Homonyma inter nomina relativa, auctore Abu’l-Fadhl Mohammed ibn Táhir al-Makdisí, vulgo dicto Ibno’l-Kaísarání, quae cum appendice Abu Musae Ispahanensis e codd. Leyd. et Berolin. Al-Ansab al-Mutafiqa. Kitab al-Ansab al-Muttafiqah.
Ibn al-Qaysarani, Muhammad Tahir 1056-1113. Edited by P. de Jong.
Synopsis
Abu al-Fadl Muhammad bin Tahir bin Ali bin Ahmad al-Shaibani al-Maqdisi (c. 1057-1113), commonly known as “Ibn al-Qaisarani”, was born in Jerusalem. He was a Muslim historian and traditionalist. He is largely credited with being the first to delineate and define the six canonical works of Sunni Islam after the Qur’an, and the first person to include Sunan ibn Majah as a canonical work.
His birth date is recorded by Ibn Khallikan as 6 Shawwal in 448 on the Islamic calendar, which William McGuckin de Slane reckoned as December 1056 on the Gregorian calendar.

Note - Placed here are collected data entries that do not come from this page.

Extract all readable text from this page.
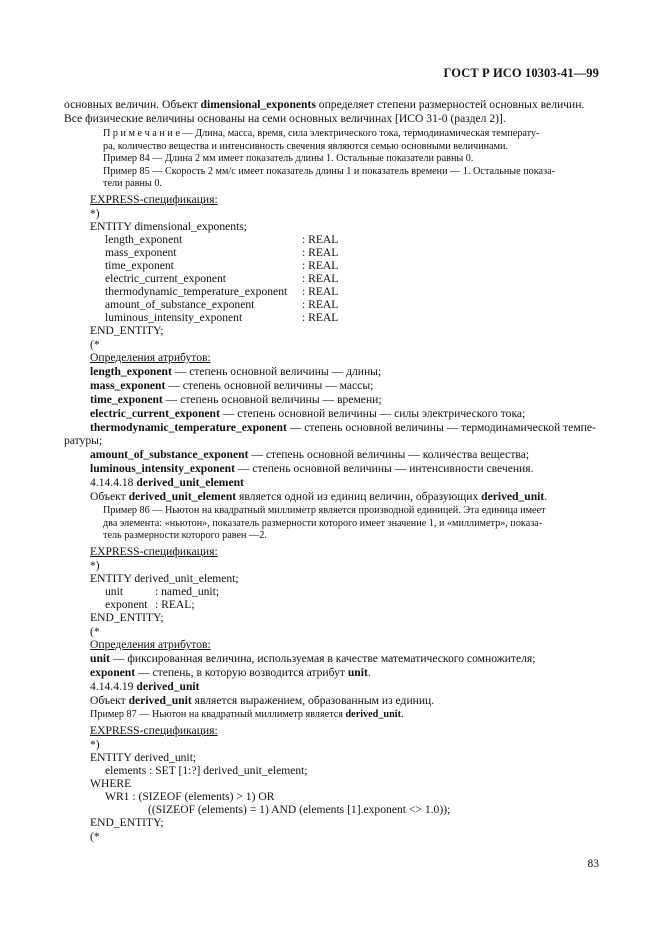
ГОСТ Р ИСО 10303-41—99
основных величин. Объект dimensional_exponents определяет степени размерностей основных величин.
Все физические величины основаны на семи основных величинах [ИСО 31-0 (раздел 2)].
П р и м е ч а н и е — Длина, масса, время, сила электрического тока, термодинамическая температу-
ра, количество вещества и интенсивность свечения являются семью основными величинами.
Пример 84 — Длина 2 мм имеет показатель длины 1. Остальные показатели равны 0.
Пример 85 — Скорость 2 мм/с имеет показатель длины 1 и показатель времени — 1. Остальные показа-
тели равны 0.
EXPRESS-спецификация:
*)
ENTITY dimensional_exponents;
length_exponent	: REAL
mass_exponent	: REAL
time_exponent	: REAL
electric_current_exponent	: REAL
thermodynamic_temperature_exponent : REAL
amount_of_substance_exponent	: REAL
luminous_intensity_exponent	: REAL
END_ENTITY;
(*
Определения атрибутов:
length_exponent — степень основной величины — длины;
mass_exponent — степень основной величины — массы;
time_exponent — степень основной величины — времени;
electric_current_exponent — степень основной величины — силы электрического тока;
thermodynamic_temperature_exponent — степень основной величины — термодинамической темпе-
ратуры;
amount_of_substance_exponent — степень основной величины — количества вещества;
luminous_intensity_exponent — степень основной величины — интенсивности свечения.
4.14.4.18 derived_unit_element
Объект derived_unit_element является одной из единиц величин, образующих derived_unit.
Пример 86 — Ньютон на квадратный миллиметр является производной единицей. Эта единица имеет
два элемента: «ньютон», показатель размерности которого имеет значение 1, и «миллиметр», показа-
тель размерности которого равен —2.
EXPRESS-спецификация:
*)
ENTITY derived_unit_element;
unit	: named_unit;
exponent : REAL;
END_ENTITY;
(*
Определения атрибутов:
unit — фиксированная величина, используемая в качестве математического сомножителя;
exponent — степень, в которую возводится атрибут unit.
4.14.4.19 derived_unit
Объект derived_unit является выражением, образованным из единиц.
Пример 87 — Ньютон на квадратный миллиметр является derived_unit.
EXPRESS-спецификация:
*)
ENTITY derived_unit;
elements : SET [1:?] derived_unit_element;
WHERE
WR1 : (SIZEOF (elements) > 1) OR
((SIZEOF (elements) = 1) AND (elements [1].exponent <> 1.0));
END_ENTITY;
(*
83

Ibn al-Qaisarani travelled extensively in search of hadith, or narratives from the Prophet Muhammad. He began learning hadith at the age of twelve and moved to Baghdad at the age of nineteen; after spending some time in Iraq, he returned to his hometown briefly before proceeding to perform the Muslim pilgrimage at Mecca. Eventually, he would travel and study throughout the Tihamah, the Hijaz, Syria, Egypt, Mesopotamia, Persia and Khorasan. He spent much of his life in Hamedan, in present-day Iran, where he wrote a number of respected works in his chosen field of study and gained wide renown for his scholarship and contributions.